After the show Diamond spoken highly of the crowd, and the facility. ''It's always exciting to play a new building, and this is a terrific building,'' he said through his publicist, Sherrie Levy. ''The sound is fabulous ... But best of all the audience in Grand Rapids knows how to have a good time.''
He was stretching it a bit. Though pockets of fans seemed to be on their feet and dancing to nearly ever song, the crowd was way too relaxed for such a huge event. Some of it was because of Diamond, who performed in-the-round and saved the showstoppers for late in the show.
But mainly, the audience members seemed a little overwhelmed by the experience. When you think about it, though, who could blame them?
It seems odd to finally have such an impressive facility in Grand Rapids.
As the evening progressed, the crowd -- and Diamond, too -- started to have some fun.
About five songs into his 25-song set, he challenged the crowd to dance and get some ''nerve'' on Cherry Cherry. They did. And Diamond thanked them with outstretched arms and hand-blown kisses.
Beautiful Noise, the title cut off his million-selling album (from 1976), followed, and Diamond got the party grooving. But then he slowed it down, playing Play Me, Kentucky Woman, and five songs from his current album, the Nashville-recorded and country music influenced Tennessee Moon.
Though the newer songs indicate a change of direction, the older songs are what fans paid $36 a ticket to hear. Some of the songs were intriguing, especially Everybody, a song written by the father-song team of Neil and Jesse Diamond. But it slowed the pace down too much.
The rest of the night? Diamond let the hits e his co-pilot, leaving no question why he remains one of the most successful acts on the road some 30 years after cutting his first record.
Forever in Blue Jeans, Song Sung Blue, Shilo, Love on the Rock, Desiree, and a remarkably decent version of You Don't Bring Me Flowers (with backup singer Linda Press filling in for Barbra Streisand) all led many back on nostalgic trips back to childhood, high school, and college days.
Though Diamond's voice has lost some of its luster from years of touring, he still delivered with genuine emotion. At times some of the emotion seemed a little forced -- especially when he grimaced on a note or smiled after a tune -- but that's Neil Diamond, the expert showman who is good even on an off night.

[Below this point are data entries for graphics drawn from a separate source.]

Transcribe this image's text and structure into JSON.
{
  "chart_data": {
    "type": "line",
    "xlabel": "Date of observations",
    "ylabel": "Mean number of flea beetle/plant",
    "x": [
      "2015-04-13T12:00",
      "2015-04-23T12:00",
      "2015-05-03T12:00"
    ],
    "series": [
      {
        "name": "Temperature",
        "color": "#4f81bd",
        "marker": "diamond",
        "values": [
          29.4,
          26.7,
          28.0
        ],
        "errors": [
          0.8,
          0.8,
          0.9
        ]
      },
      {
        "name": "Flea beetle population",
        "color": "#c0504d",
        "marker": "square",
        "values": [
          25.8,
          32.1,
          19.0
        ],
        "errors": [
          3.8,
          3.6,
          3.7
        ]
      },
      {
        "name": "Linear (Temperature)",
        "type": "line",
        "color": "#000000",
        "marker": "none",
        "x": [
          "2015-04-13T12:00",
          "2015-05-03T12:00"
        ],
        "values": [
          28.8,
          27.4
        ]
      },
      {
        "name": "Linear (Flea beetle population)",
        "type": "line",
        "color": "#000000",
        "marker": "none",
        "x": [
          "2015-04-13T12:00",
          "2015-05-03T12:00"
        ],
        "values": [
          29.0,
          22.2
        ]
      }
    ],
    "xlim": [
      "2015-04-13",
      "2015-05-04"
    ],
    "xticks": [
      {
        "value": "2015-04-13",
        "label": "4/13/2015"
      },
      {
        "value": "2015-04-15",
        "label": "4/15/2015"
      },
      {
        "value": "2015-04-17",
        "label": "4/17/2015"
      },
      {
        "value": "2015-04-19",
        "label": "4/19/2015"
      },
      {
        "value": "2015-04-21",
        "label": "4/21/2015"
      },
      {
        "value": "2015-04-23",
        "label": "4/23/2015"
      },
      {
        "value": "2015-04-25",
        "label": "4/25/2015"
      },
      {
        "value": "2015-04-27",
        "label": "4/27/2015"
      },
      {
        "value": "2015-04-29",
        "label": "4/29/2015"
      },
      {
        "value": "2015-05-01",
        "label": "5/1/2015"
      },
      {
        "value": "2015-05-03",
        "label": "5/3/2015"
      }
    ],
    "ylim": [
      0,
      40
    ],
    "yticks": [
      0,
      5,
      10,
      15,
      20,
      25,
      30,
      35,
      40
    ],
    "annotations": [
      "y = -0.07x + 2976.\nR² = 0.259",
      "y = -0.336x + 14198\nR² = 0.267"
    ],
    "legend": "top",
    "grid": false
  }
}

Closing his regular set with the crowd-pleasing America (audience members ''oohed'' when four American flags were dropped into view from the lighting rig above Diamond), the singer said, ''Thank You Grand Rapids.'' (Talk about something that seemed odd.)
Diamond stood silently near the lip of the stage and waited for applause to build, and mouthed to the audience: ''OK, we'll do one more.''
Audience members screamed loudly when he dusted off Cracklin Rosie followed by Sweet Caroline and ending the arena's first full-length concert with Brother Love's Traveling Salvation /Show.
As for Neil Diamond's traveling show, in Grand Rapids it was a hit.